JSON Extraction with jq

jq is the standard command-line JSON processor. Every API that returns JSON — GitHub, Cloudflare, Cisco ISE ERS, AWS, Kubernetes — can be parsed with the same jq patterns.

Common API response structures

APIs wrap data in different envelopes. Recognizing the structure tells you what jq expression to start with.

Structure Example jq entry point

{"data": […​]}

GitHub GraphQL, many REST APIs

.data[]

{"results": […​]}

Django REST Framework, Meraki

.results[]

{"items": […​]}

Kubernetes, Google APIs

.items[]

{"SearchResult": {"resources": […​]}}

Cisco ISE ERS

.SearchResult.resources[]

Bare array […​]

Simple endpoints, some microservices

.[]

Basic extraction

Extract a single field from each object in a collection:

# List all repository names from GitHub
curl -s https://api.github.com/users/octocat/repos \
  | jq -r '.[].name'

# Get specific fields from a nested response
curl -s https://api.github.com/repos/jqlang/jq \
  | jq '{name: .name, stars: .stargazers_count, language: .language}'

The -r flag outputs raw strings (no quotes). Without it, jq wraps string values in double quotes.

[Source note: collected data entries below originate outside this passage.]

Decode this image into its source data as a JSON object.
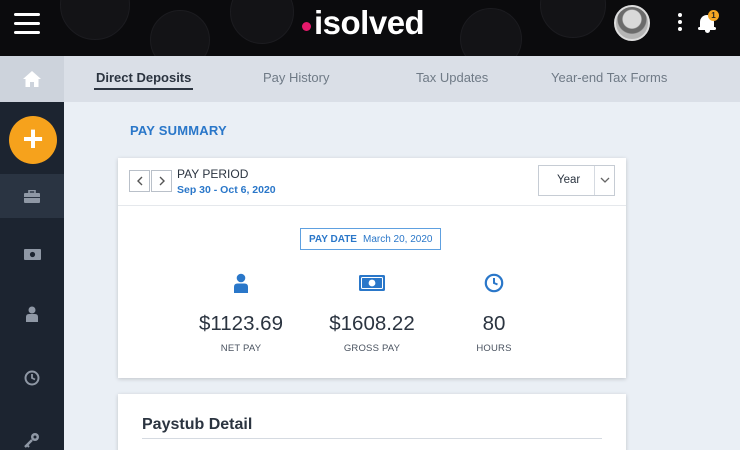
{
  "header": {
    "logo_text": "isolved",
    "notification_count": "1"
  },
  "tabs": [
    {
      "label": "Direct Deposits",
      "active": true
    },
    {
      "label": "Pay History",
      "active": false
    },
    {
      "label": "Tax Updates",
      "active": false
    },
    {
      "label": "Year-end Tax Forms",
      "active": false
    }
  ],
  "sidebar": {
    "fab_label": "+",
    "items": [
      {
        "icon": "briefcase-icon"
      },
      {
        "icon": "money-icon"
      },
      {
        "icon": "person-icon"
      },
      {
        "icon": "clock-icon"
      },
      {
        "icon": "key-icon"
      }
    ]
  },
  "pay_summary": {
    "title": "PAY SUMMARY",
    "period_label": "PAY PERIOD",
    "period_range": "Sep 30 - Oct 6, 2020",
    "period_select": "Year",
    "pay_date_label": "PAY DATE",
    "pay_date_value": "March 20, 2020",
    "stats": [
      {
        "icon": "person-icon",
        "value": "$1123.69",
        "label": "NET PAY"
      },
      {
        "icon": "money-icon",
        "value": "$1608.22",
        "label": "GROSS PAY"
      },
      {
        "icon": "clock-icon",
        "value": "80",
        "label": "HOURS"
      }
    ]
  },
  "paystub": {
    "title": "Paystub Detail"
  },
  "colors": {
    "accent_blue": "#2a77c9",
    "fab_orange": "#f6a21c",
    "brand_pink": "#e6196b",
    "sidebar_bg": "#1c2430"
  }
}
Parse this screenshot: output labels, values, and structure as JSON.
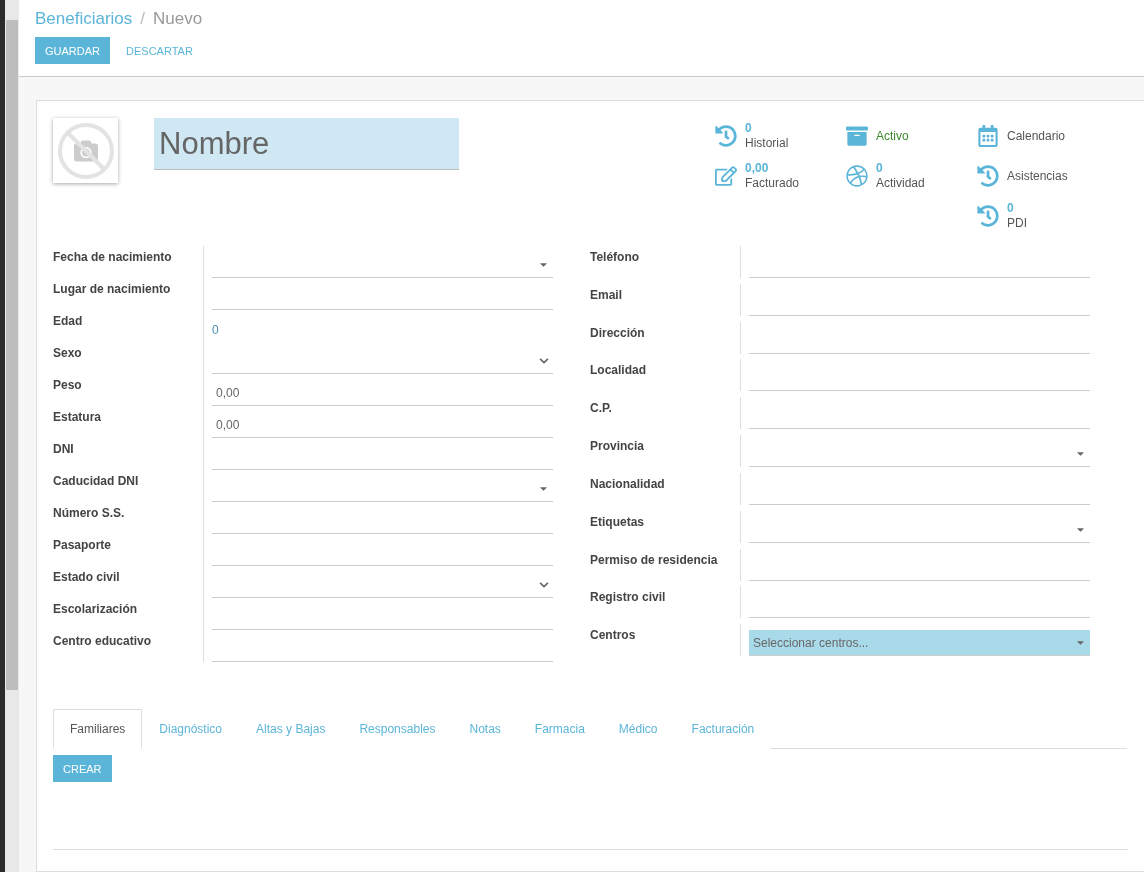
{
  "breadcrumb": {
    "parent": "Beneficiarios",
    "separator": "/",
    "current": "Nuevo"
  },
  "actions": {
    "save": "GUARDAR",
    "discard": "DESCARTAR"
  },
  "name_field": {
    "placeholder": "Nombre"
  },
  "stat_columns": [
    [
      {
        "kind": "history",
        "value": "0",
        "label": "Historial"
      },
      {
        "kind": "edit",
        "value": "0,00",
        "label": "Facturado"
      }
    ],
    [
      {
        "kind": "archive",
        "label": "Activo",
        "active": true
      },
      {
        "kind": "ball",
        "value": "0",
        "label": "Actividad"
      }
    ],
    [
      {
        "kind": "calendar",
        "label": "Calendario"
      },
      {
        "kind": "history",
        "label": "Asistencias"
      },
      {
        "kind": "history",
        "value": "0",
        "label": "PDI"
      }
    ]
  ],
  "left_fields": [
    {
      "label": "Fecha de nacimiento",
      "kind": "date"
    },
    {
      "label": "Lugar de nacimiento",
      "kind": "text"
    },
    {
      "label": "Edad",
      "kind": "readonly",
      "value": "0"
    },
    {
      "label": "Sexo",
      "kind": "select"
    },
    {
      "label": "Peso",
      "kind": "text",
      "value": "0,00"
    },
    {
      "label": "Estatura",
      "kind": "text",
      "value": "0,00"
    },
    {
      "label": "DNI",
      "kind": "text"
    },
    {
      "label": "Caducidad DNI",
      "kind": "date"
    },
    {
      "label": "Número S.S.",
      "kind": "text"
    },
    {
      "label": "Pasaporte",
      "kind": "text"
    },
    {
      "label": "Estado civil",
      "kind": "select"
    },
    {
      "label": "Escolarización",
      "kind": "text"
    },
    {
      "label": "Centro educativo",
      "kind": "text"
    }
  ],
  "right_fields": [
    {
      "label": "Teléfono",
      "kind": "text"
    },
    {
      "label": "Email",
      "kind": "text"
    },
    {
      "label": "Dirección",
      "kind": "text"
    },
    {
      "label": "Localidad",
      "kind": "text"
    },
    {
      "label": "C.P.",
      "kind": "text"
    },
    {
      "label": "Provincia",
      "kind": "date"
    },
    {
      "label": "Nacionalidad",
      "kind": "text"
    },
    {
      "label": "Etiquetas",
      "kind": "date"
    },
    {
      "label": "Permiso de residencia",
      "kind": "text"
    },
    {
      "label": "Registro civil",
      "kind": "text"
    },
    {
      "label": "Centros",
      "kind": "tags",
      "placeholder": "Seleccionar centros..."
    }
  ],
  "tabs": [
    {
      "label": "Familiares",
      "selected": true
    },
    {
      "label": "Diagnóstico",
      "selected": false
    },
    {
      "label": "Altas y Bajas",
      "selected": false
    },
    {
      "label": "Responsables",
      "selected": false
    },
    {
      "label": "Notas",
      "selected": false
    },
    {
      "label": "Farmacia",
      "selected": false
    },
    {
      "label": "Médico",
      "selected": false
    },
    {
      "label": "Facturación",
      "selected": false
    }
  ],
  "create_button": "CREAR"
}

Nested extraction and array flattening

APIs frequently nest arrays inside arrays. jq handles this without temporary variables.

# Flatten nested tags from a list of resources
curl -s "$API_URL/resources" \
  | jq '[.data[].tags[]] | unique'

# Extract from deeply nested structures
curl -s "$API_URL/network/devices" \
  | jq '.data[].interfaces[].ipv4.addresses[].address'

# Collect nested fields into flat objects
curl -s "$API_URL/users" \
  | jq '.data[] | {name: .name, city: .address.city, company: .company.name}'

Conditional extraction with select()

select() filters objects based on a condition. This is the jq equivalent of WHERE in SQL.

# Only active users
curl -s "$API_URL/users" \
  | jq '.data[] | select(.status == "active")'

# Endpoints with a specific OS
curl -s "$API_URL/endpoints" \
  | jq '.items[] | select(.os | startswith("Windows"))'

# Numeric comparisons
curl -s "$API_URL/servers" \
  | jq '.results[] | select(.cpu_usage > 80) | {name, cpu_usage}'

# Null-safe filtering (avoid errors on missing fields)
curl -s "$API_URL/devices" \
  | jq '.data[] | select(.firmware != null) | select(.firmware | test("^2\\."))'

test() takes a regex. Escape backslashes once for jq, once for the shell — or use single-quoted jq expressions to avoid the shell layer.

Transforming with map()

map() applies an expression to every element in an array. It is the functional equivalent of a for loop.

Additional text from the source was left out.